In questo punto entrò nella stanza Clarenza. Valerio si rizzò in piedi colla velocità d'una molla d'acciaio.
- Scusate, amico - disse Clarenza, ridendo - mi dispiace di avervi scomodato. Restate pure in ginocchio: non fate complimenti. Buone nuove, a quel che pare?
- Sì - rispose la Norina. - La pace è firmata: ma non gli ho ancora perdonato il grandissimo torto che mi ha fatto...
- Non ne parliamo più - interruppe Valerio. - Sarà mia cura di farmelo perdonare.
- E così?.. - domandò Federigo, soffermandosi sulla porta.
- Vieni avanti.

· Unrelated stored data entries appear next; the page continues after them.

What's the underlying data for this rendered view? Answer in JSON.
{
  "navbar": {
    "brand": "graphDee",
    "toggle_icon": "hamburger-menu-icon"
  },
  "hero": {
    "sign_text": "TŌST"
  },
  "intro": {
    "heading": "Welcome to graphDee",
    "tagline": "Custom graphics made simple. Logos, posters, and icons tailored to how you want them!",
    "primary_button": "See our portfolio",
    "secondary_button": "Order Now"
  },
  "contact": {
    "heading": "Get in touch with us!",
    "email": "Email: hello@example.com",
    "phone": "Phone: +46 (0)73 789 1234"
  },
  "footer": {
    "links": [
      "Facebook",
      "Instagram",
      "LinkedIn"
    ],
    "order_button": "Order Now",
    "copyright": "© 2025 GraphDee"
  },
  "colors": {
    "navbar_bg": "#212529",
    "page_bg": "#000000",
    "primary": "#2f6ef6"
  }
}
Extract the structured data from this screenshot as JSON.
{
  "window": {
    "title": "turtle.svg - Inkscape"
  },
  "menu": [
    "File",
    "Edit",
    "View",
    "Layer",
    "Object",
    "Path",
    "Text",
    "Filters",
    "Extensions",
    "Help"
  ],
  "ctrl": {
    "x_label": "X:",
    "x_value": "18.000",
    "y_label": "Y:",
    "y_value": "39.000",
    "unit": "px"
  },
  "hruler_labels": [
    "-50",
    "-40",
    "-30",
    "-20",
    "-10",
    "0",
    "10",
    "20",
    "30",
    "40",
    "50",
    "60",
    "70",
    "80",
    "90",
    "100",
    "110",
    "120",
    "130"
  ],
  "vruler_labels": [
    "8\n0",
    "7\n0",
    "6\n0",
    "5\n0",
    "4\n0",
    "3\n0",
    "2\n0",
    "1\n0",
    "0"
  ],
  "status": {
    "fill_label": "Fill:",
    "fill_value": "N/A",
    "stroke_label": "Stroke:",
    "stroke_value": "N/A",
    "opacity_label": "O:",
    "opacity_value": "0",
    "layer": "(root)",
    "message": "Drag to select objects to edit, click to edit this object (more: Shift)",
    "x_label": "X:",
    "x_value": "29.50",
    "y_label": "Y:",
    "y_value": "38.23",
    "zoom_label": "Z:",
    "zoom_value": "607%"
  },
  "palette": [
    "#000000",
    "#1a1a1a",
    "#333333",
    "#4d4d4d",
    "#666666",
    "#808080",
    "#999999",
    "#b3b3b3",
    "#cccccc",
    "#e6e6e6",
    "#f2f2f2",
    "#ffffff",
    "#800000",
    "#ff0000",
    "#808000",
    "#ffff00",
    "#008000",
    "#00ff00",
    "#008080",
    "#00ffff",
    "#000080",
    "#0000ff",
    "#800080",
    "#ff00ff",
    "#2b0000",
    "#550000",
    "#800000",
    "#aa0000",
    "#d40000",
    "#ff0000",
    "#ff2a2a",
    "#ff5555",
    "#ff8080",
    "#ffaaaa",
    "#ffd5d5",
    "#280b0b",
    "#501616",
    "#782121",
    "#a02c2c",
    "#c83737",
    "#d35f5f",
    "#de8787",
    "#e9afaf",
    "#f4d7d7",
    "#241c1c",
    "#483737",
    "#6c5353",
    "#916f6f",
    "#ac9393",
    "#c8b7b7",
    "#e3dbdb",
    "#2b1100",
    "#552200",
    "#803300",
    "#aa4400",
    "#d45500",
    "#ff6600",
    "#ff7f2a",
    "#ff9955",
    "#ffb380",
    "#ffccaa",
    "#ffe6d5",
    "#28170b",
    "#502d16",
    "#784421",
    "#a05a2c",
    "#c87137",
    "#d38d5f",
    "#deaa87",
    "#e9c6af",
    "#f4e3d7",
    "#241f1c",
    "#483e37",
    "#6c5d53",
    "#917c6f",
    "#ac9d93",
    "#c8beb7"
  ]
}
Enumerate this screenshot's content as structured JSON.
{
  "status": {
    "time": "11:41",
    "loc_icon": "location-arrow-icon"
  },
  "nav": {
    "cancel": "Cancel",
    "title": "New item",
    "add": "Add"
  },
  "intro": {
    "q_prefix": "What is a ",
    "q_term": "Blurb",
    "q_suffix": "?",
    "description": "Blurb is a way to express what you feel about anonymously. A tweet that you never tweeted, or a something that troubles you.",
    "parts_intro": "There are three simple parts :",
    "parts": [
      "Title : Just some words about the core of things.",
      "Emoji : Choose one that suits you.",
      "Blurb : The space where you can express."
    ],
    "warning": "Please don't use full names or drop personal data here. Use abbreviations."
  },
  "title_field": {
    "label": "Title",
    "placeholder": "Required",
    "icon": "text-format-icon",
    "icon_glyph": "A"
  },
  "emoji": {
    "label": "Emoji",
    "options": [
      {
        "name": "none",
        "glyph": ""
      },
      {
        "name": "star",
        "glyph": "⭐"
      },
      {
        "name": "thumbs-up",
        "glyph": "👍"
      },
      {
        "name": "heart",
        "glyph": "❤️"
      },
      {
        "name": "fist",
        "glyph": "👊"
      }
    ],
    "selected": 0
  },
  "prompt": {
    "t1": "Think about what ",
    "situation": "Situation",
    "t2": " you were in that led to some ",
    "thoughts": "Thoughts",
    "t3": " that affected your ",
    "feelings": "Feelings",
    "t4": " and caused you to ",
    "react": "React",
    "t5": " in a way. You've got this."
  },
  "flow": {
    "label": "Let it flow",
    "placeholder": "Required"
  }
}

Tutto è accomodato. Bisogna pensare daccapo a questo regalo di nozze - disse Clarenza, mostrandosi molto più allegra della sorella.
- Bravi! così mi piace! - soggiunse Federigo, mettendosi in mezzo ai due fidanzati. - Già io l'avevo detto sempre: fra quei due ragazzi ci dev'essere un equivoco, un malinteso...
- E difatti era un malinteso - disse Valerio. - A proposito - ripigliò il marito di Clarenza - scusa se salto di palo in frasca: ma qui non c'è tempo da perdere. bisogna cominciare a occuparsi di queste elezioni.
- Quanto a me, son pronto. Ma...
- Ma che?
- Debbo dirlo con tutta franchezza? mi pare che il nostro candidato abbia pochissime simpatie, qui in paese.
- Gliele procureremo.
- Il marchese Sorbelli è un galantuomo: ma bisogna convenire che ha addosso una gran tara.
- Quale?
- La moglie. La marchesa è antipatica a tutti.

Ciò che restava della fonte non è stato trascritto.